Swedish safety agency Tillitis is seeking to launch a “new type of safety key:” a USB Sort-C dongle pushed by a field-programmable gate array (FPGA) operating a compact 32-bit RISC-V processor core.
“The TKey is a small laptop in a USB-C machine type issue,” the corporate writes of its creation, “that may run small purposes that are loaded onto it. The aim of TKey is to be a safe atmosphere for purposes that present a safety perform.”
The TKey is a safety dongle with none native storage, loading its utility afresh every time it is used. (📷: Tillitis)
To this point, and the TKey sounds so much like different trusted execution atmosphere initiatives. What makes the machine stand out — other than its use of an FPGA, the Lattice iCE40UP5, operating a 32-bit soft-core processor based mostly on the free and open RISC-V instruction set structure (ISA) — is that it does not really retailer knowledge itself.
“There is no such thing as a approach of storing a tool utility (or every other knowledge) on the TKey. A tool app needs to be loaded onto the TKey each time you plug it in,” Tillitis explains. ” It measures the loaded machine utility earlier than beginning it. A hash digest measurement (utilizing BLAKE2s) mixed with a Distinctive Gadget Secret (UDS) makes up a base secret we name a Compound Gadget Identifier (CDI) which may then utilized by the TKey machine app.
“If the TKey machine app is altered in any approach the CDI can also be modified. If the keys derived from the CDI are the identical because the final time the given machine app was loaded onto the identical TKey the machine app’s integrity is assured.”

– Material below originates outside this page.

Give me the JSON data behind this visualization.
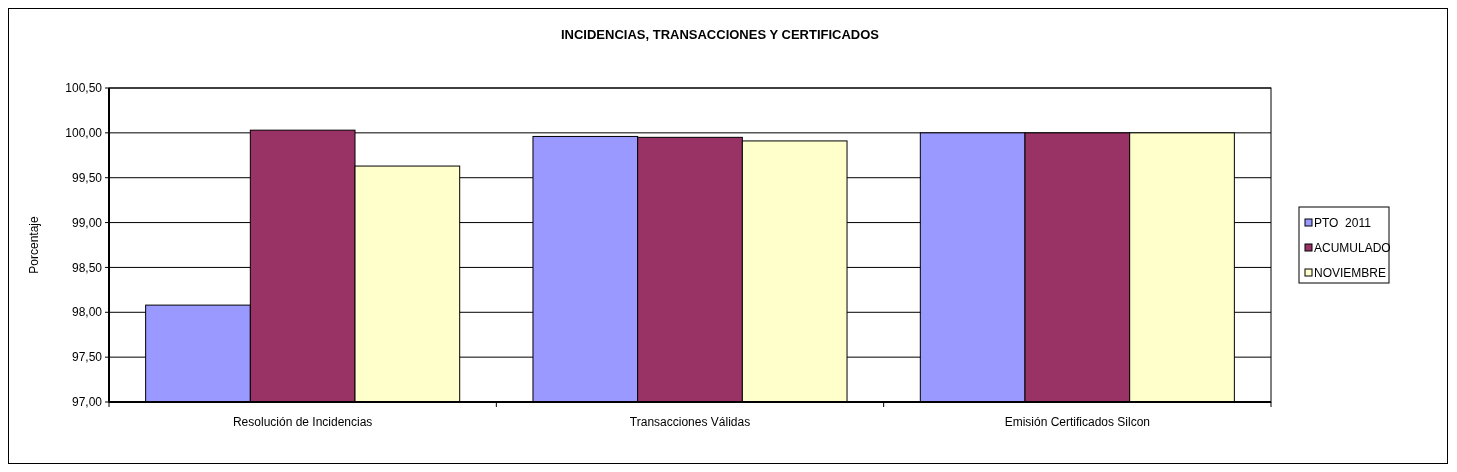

The compact {hardware} dongle offers the aforementioned 32-bit RISC-V core, operating at a sedate 18MHz, for consumer purposes, together with a {hardware} execution monitor, hardware-assisted tackle randomization and RAM scrambling capabilities, a real random quantity generator (TRNG), and 128kB of application-accessible RAM — plus 2kB for the firmware and 6kB of ROM storage.
Whereas the FPGA is locked-down in the usual model, the TKey Unlocked will be reprogrammed utilizing a Raspberry Pi Pico. (📷: Tillitis)
What it does not present, nevertheless, is entry to the FPGA straight. “Ultimately-user model the FPGA configuration is locked down,” the corporate explains. “This implies you can’t change the FPGA bitstream or learn out the bitstream (or the Distinctive Gadget Secret, UDS) from the configuration reminiscence, even if you happen to break the case and insert it right into a programmer board.” For individuals who need to have the ability to fiddle with the machine at a decrease degree, Tillitis offers the TKey Unlocked — a less-secure however more-hackable variant.
The corporate has launched all software program, firmware, Verilog supply code, and {hardware} design information for the undertaking on GitHub beneath the GNU Basic Public License v2.0 Solely and CERN Open {Hardware} Licence Model 2 — Strongly Reciprocal licenses respectively; extra info is accessible on the Tillitis web site. Assembled boards can be found on the Tillitis Store at $72, with a Raspberry Pi Pico-powered programming software accessible for $41.